Section 12 — Exceptions and Waivers

Define how an exception to policy is requested, who has authority to approve it, what documentation is required, and how long an exception is valid. Unmanaged exceptions are a recurring audit finding.

Section 13 — Review and Update Cycle

The policy is reviewed at least annually by the Qualified Individual, updated as needed, and reapproved by the board. The effective date on the document must reflect the most recent board approval.

What Examiners Actually Check

When an OCC examiner or a sponsor bank’s vendor management team reviews your information security policy, they’re doing five things:

1. Checking the approval date. A policy last approved 18+ months ago is a finding before the examiner reads a single word.
2. Locating the Qualified Individual designation. Is it there? Are qualifications documented? Is there a reporting structure defined?
3. Testing for risk assessment linkage. Is there a current risk assessment on file, and does the policy reference it?
4. Verifying MFA and encryption language. Post-2023 Safeguards Rule amendments, these are non-negotiable and specific — not general principles.
5. Asking for board reporting evidence. Meeting minutes, not verbal assertions. Examiners will request meeting minutes showing the report was presented and the policy was approved at the board level.

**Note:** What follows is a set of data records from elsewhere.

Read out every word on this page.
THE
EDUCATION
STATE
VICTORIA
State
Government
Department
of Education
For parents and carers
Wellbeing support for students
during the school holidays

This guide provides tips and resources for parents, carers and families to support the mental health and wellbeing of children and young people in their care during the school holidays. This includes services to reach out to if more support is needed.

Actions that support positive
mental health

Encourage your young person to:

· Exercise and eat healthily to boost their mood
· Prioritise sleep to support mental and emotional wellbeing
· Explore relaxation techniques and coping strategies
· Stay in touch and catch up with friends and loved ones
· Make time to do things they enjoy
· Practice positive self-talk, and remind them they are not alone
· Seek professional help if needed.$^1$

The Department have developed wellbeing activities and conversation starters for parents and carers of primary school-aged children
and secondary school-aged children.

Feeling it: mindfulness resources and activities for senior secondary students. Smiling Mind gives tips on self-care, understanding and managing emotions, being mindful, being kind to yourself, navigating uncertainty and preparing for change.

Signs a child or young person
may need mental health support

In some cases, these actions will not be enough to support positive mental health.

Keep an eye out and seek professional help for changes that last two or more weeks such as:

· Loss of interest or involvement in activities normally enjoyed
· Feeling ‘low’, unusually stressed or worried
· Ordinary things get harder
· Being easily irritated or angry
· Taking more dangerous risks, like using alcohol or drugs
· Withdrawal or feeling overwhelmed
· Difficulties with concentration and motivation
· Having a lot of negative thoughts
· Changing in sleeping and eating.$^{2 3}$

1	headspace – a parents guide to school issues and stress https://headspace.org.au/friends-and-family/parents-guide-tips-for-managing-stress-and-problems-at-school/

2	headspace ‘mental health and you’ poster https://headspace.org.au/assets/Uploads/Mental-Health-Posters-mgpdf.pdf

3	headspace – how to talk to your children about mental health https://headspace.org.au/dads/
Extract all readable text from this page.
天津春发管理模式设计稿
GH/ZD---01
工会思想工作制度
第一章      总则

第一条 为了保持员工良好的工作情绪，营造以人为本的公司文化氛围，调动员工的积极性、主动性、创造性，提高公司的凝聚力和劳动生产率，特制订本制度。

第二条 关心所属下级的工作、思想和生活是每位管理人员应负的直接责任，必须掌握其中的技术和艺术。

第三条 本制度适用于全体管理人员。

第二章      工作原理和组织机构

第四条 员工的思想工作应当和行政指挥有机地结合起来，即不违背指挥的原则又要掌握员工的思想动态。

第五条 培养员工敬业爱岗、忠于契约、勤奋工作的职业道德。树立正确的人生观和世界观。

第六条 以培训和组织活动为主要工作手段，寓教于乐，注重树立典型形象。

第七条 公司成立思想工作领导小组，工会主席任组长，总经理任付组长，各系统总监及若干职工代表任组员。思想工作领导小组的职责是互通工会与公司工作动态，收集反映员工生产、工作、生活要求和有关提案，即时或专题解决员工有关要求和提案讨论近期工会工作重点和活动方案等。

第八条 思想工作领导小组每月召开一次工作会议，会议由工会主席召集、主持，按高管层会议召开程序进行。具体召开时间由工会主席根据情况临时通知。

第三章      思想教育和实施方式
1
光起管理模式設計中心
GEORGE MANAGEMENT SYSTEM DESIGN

For a detailed look at building the testing and monitoring program that supports your policy, see our compliance monitoring and testing guide.

So What?

An information security policy isn’t a bureaucratic checkbox. It’s the document that proves your controls aren’t accidental — that someone with authority made deliberate decisions about what to protect, how to protect it, and who’s responsible. When an examiner asks “how do you govern your information security program?”, this document is the answer. When a sponsor bank asks how employees know what to do with customer data, this document sets the rules.

The gap most organizations have isn’t technology — it’s paper. A modern stack with MFA, encryption, and robust endpoint protection, run by a team that has no governing policy, is still a program without governance. Write the policy. Get board approval. Date it. Link it to a current risk assessment. Review it annually. That’s the minimum — and it’s ahead of where most organizations are when the first examiner question arrives.